CK-2017357 is a fast skeletal muscle troponin activator and is the lead drug candidate that has emerged from the company's skeletal muscle contractility program. CK-2017357 selectively activates the fast skeletal muscle troponin complex and increases its sensitivity to calcium, which increases skeletal muscle force in response to neuronal input and also delays the onset and reduces the degree of muscle fatigue. In July 2010, Cytokinetics was awarded a grant in the amount of $2.8 million by the National Institute of Neurological Disorders and Stroke to support research and development of CK-2017357 in MG.
This Phase IIa EoE clinical trial is a double-blind, randomized, three-period crossover, placebo-controlled, pharmacokinetic (PK) and pharmacodynamic (PD) study of CK-2017357 in patients with generalized MG. At least 36 and up to 78 patients may be enrolled at approximately 15 study centers in the United States. Patients enrolled in the trial will receive single oral doses of placebo, 250 mg, and 500 mg of CK-2017357 in random order. A wash-out period of at least 7 days (to a maximum of 10 days) will be employed between the individual doses for each patient.

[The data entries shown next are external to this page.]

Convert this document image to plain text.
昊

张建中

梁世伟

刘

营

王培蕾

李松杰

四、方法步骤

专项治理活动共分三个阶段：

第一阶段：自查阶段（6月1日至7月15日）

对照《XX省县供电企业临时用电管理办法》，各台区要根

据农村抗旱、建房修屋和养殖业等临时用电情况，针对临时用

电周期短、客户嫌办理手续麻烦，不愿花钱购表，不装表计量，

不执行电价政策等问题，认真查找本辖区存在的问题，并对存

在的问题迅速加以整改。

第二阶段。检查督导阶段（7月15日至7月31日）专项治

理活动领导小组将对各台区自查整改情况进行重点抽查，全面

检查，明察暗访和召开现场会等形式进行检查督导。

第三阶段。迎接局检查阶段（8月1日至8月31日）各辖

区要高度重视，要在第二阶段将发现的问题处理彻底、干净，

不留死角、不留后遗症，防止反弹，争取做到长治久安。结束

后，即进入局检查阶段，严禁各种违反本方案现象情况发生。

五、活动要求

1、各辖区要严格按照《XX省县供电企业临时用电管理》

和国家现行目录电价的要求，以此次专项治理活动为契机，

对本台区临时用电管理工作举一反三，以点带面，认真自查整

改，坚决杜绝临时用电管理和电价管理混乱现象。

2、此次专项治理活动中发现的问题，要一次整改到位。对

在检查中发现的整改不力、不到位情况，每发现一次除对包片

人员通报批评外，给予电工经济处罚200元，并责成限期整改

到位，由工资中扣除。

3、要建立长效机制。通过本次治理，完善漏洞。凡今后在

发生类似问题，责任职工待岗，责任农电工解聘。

The primary objective of this hypothesis-generating clinical trial is to assess the effects of CK-2017357 on measures of muscle strength, muscle fatigue and pulmonary function utilizing the standardized Quantitative MG score, Manual Muscle Test, and MG Composite score. The secondary objectives of this clinical trial are to evaluate and characterize the relationship, if any, between the doses and plasma concentrations of CK-2017357 and its PD effects; to evaluate the safety and tolerability of CK-2017357 administered as single doses to patients with MG; and to evaluate the effect of CK-2017357 on investigator and patient determined global functional assessment and the Modified MG Symptom Score.
"This hypothesis-generating clinical trial is designed to seek evidence of a pharmacodynamic effect of CK-2017357 to increase skeletal muscle performance or to delay the onset and reduce the magnitude of muscle fatigue in patients with generalized myasthenia gravis. Based on non-clinical and clinical results generated to date, we believe that we may be able to demonstrate potentially clinically relevant pharmacodynamic effects of CK-2017357, even after a single dose," stated Fady Malik, MD, PhD, FACC, Cytokinetics' Vice President of Biology and Therapeutics. "Recent data presented from a similarly-designed Phase IIa clinical trial in patients with amyotrophic lateral sclerosis (ALS) provided encouraging signals of potential efficacy in a disease in which neuromuscular signaling is impaired, thereby underscoring a possible role for this drug candidate in patients with other neuromuscular conditions such as myasthenia gravis."